В 1804 году – из-за неурожая на Балканах – православное крестьянство не выдержало янычарского гнета и подняло восстание против произвола. Началось все с того, что в январе 1804 года некий янычар Мехмет-ага Фошич в сопровождении отряда примерно из двухсот всадников – выехал из Белграда в карательную экспедицию. В деревне Любенино примерно в тридцати километрах от Белграда он схватил местного вождя Александра Ненадовича, обвинил в измене султану и казнил. После чего он и его люди убили еще столько то сербов и поскакали дальше, намереваясь снова убивать – однако, предупрежденные жители сел и городов бежали в лес и брались за оружие. После того, как другой янычар четвертовал популярного сербского священника Хаджи-Рувима – страна взорвалась.
В числе тех, кто спасся во время бойни, ставшей потом известной как «сеча князей» был некий Карагеоргий – бывший гайдук (разбойник) и офицер австрийских добровольческих сил (сербского Фрайкора), ранее уже участвовавший в боевых действиях, а после отставки ставший торговцем скотом. Его предупредили, он перебил посланный за ним отряд турок и скрылся в Австрии. А через короткое время он вернулся с добровольцами, большим количеством оружия и возглавил восстание. Янычары, понимая, что дело плохо – закрылись в Белграде и послали к султану гонцов просить о помощи.
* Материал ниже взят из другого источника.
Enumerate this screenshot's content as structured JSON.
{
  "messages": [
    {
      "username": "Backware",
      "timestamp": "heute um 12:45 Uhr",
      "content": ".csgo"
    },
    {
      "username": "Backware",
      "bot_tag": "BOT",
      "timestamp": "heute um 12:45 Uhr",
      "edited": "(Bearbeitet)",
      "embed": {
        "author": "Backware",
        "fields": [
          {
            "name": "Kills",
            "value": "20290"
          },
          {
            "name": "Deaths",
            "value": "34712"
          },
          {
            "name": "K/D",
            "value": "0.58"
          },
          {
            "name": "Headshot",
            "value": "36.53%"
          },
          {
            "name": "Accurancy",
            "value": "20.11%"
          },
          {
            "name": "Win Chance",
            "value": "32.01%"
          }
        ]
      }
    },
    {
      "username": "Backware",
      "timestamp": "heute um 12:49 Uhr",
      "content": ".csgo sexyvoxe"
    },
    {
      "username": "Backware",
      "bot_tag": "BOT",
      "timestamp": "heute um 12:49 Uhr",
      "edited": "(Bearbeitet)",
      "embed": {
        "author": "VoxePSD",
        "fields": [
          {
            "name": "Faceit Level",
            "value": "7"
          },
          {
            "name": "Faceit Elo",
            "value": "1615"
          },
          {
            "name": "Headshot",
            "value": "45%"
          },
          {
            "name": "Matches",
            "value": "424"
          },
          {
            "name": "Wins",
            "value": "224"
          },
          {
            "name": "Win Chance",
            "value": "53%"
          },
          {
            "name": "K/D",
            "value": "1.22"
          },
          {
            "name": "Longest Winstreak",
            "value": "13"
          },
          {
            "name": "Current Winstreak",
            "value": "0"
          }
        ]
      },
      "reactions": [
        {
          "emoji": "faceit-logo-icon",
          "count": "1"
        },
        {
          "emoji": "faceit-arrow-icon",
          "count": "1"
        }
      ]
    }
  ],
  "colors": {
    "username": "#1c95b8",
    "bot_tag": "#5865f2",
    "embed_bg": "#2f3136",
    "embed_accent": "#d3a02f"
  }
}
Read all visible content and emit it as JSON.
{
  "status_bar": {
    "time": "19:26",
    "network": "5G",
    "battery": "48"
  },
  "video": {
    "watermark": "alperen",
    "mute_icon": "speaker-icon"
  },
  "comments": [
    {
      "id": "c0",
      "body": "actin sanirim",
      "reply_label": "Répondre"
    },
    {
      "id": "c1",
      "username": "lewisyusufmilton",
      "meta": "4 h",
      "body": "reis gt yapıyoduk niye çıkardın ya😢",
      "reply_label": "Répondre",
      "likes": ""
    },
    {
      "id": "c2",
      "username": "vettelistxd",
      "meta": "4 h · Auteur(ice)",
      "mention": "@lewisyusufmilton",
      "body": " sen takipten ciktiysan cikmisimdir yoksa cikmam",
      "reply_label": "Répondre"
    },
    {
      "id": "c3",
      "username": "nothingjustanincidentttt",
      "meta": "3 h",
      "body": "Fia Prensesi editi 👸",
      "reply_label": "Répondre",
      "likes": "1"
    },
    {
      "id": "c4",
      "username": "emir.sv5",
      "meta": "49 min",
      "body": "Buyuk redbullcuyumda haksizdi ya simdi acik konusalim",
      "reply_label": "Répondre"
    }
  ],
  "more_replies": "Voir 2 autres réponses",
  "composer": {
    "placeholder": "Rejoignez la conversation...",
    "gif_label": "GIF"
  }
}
Султан выслал помощь, но пришедшие на помощь войска… присоединились к восставшим. Таков бы секретный приказ султана, желавшего расправиться со своевольными янычарами и желательно чужими руками.
В 1805 году янычары – дахи были изгнаны, а сам Карагеоргий был помазан митрополитом на царство. Один из вождей восставших, Петр Ичко был послан в Стамбул, где договорился о выгодных условиях мира – но Карагеоргий отказался от условий мира и предпочел продолжить борьбу за создание Сербии. Будущую Сербию он видел большой славянской страной с опорой на Россию.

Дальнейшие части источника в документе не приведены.